While the record does contain evidence of respondent's past admitted acts of domestic violence which may be characterized as remote in time, the record also contains ample evidence of recent domestic violence impacting the children (see Matter of Nina A.M. [Nina B.M.], 189 A.D.2d 1010, 1012). Respondent challenges Family Court's assessment of this evidence and its determination that these events constitute detrimental acts of domestic violence which form an adequate basis for a finding of neglect. The resolution by Family Court of the conflicting evidence with respect to these more recent events was based largely on credibility determinations, which are afforded great deference and are affirmed unless manifestly unsupported by the record (see Matter of Mariah CC. [Joann DD.], 302 A.D.2d 799, 800; Matter of Nichole SS. [Eugene TT.], supra at 619; Matter of Mary Ellen P. [Jonathan Q.] v. John R., 278 A.D.2d 750, 752). Here, we find no reason to disturb Family Court's findings with respect to the evidence that is worthy of credit (see Matter of Kim HH. [Jeanne II.], 239 A.D.2d 717, 718-719). We conclude that the record reveals a pattern of continuing violence by respondent which has placed the children in imminent danger of physical, mental or emotional impairment. Accordingly, Family Court's finding of neglect is appropriately supported by a preponderance of the evidence.
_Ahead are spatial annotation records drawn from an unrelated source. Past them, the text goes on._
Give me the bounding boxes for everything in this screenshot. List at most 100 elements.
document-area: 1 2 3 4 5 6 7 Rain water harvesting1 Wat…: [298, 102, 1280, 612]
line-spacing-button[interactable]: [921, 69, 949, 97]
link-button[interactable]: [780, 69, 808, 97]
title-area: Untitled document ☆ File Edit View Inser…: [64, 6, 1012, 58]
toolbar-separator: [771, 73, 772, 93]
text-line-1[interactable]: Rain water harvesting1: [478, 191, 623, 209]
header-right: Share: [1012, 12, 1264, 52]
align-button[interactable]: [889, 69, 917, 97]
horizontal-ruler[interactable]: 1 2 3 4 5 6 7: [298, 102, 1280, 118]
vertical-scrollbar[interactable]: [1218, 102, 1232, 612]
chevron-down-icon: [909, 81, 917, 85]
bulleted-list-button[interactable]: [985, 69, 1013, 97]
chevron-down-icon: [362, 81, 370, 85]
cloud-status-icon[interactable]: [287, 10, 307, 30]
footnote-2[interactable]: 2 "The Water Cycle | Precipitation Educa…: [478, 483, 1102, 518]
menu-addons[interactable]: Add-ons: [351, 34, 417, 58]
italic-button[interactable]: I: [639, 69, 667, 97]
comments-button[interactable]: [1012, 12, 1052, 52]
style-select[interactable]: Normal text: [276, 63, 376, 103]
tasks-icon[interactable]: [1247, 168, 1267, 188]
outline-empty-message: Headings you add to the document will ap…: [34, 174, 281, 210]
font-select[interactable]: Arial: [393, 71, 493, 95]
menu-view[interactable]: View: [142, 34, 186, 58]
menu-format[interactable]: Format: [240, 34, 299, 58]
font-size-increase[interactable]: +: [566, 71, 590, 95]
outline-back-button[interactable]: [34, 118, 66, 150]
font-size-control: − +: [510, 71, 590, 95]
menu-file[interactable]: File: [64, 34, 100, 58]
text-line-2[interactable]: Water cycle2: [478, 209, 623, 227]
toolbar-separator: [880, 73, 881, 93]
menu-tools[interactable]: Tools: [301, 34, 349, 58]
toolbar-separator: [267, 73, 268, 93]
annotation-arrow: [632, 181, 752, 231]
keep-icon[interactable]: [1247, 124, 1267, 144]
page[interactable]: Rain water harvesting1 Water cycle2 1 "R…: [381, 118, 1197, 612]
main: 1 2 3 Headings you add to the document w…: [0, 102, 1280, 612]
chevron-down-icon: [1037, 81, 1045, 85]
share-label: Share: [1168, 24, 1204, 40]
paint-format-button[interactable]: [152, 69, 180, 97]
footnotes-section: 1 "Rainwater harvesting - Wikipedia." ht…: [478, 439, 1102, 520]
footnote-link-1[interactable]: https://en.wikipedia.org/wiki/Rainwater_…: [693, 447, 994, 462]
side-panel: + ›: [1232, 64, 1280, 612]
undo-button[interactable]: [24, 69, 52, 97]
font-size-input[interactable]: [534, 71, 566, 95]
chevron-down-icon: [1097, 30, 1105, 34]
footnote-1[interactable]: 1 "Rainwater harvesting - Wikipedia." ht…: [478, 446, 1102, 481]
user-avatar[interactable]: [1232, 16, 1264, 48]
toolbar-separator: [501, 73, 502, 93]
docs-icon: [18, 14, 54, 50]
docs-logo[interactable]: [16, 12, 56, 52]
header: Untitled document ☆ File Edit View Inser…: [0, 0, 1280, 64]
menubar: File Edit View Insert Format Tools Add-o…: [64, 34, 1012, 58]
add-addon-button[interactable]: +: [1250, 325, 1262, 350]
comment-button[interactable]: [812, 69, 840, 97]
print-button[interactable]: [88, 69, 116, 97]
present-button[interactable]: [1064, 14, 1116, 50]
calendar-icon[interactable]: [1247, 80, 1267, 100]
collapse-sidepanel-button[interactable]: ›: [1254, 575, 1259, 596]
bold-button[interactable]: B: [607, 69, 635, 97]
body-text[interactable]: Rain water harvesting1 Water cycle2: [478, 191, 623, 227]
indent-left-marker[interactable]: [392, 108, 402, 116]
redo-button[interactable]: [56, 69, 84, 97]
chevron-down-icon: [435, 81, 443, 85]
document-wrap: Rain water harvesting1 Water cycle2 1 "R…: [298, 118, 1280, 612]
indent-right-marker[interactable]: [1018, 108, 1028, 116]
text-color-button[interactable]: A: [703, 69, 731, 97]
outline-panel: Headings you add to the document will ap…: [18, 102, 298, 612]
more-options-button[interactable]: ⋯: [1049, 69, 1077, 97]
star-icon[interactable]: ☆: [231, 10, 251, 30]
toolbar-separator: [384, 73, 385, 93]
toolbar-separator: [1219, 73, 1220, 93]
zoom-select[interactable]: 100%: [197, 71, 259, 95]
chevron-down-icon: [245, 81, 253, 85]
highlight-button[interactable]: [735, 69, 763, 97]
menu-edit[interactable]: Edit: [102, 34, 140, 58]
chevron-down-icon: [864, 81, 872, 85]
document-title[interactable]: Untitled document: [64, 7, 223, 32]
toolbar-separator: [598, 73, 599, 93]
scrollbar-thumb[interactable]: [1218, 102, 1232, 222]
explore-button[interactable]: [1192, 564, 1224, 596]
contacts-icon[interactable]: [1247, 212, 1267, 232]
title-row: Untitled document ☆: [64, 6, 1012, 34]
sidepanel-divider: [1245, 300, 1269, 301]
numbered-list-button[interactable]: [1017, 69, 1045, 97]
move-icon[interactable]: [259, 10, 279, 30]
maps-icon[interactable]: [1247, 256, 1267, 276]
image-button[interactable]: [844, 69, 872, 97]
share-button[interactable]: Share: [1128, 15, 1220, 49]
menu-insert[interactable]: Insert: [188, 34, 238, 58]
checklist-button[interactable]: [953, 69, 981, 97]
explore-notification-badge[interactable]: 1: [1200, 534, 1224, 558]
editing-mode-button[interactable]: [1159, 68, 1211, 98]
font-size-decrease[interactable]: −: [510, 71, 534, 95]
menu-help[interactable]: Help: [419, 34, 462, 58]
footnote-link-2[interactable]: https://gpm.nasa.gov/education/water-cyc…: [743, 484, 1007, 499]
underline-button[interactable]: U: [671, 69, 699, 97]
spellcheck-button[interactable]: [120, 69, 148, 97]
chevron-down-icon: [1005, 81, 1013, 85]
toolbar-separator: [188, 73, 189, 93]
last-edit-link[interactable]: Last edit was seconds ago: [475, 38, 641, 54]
As a final matter, respondent's failure to object at the fact-finding hearing to the receipt in evidence of orders of protection issued in other counties renders this issue unpreserved for appellate review (see Matter of Gerrod BB. [Laura BB.], 284 A.D.2d 584, 586).
Crew III, J.P., Rose, Lahtinen and Kane, JJ., concur.
ORDERED that the order is affirmed, without costs.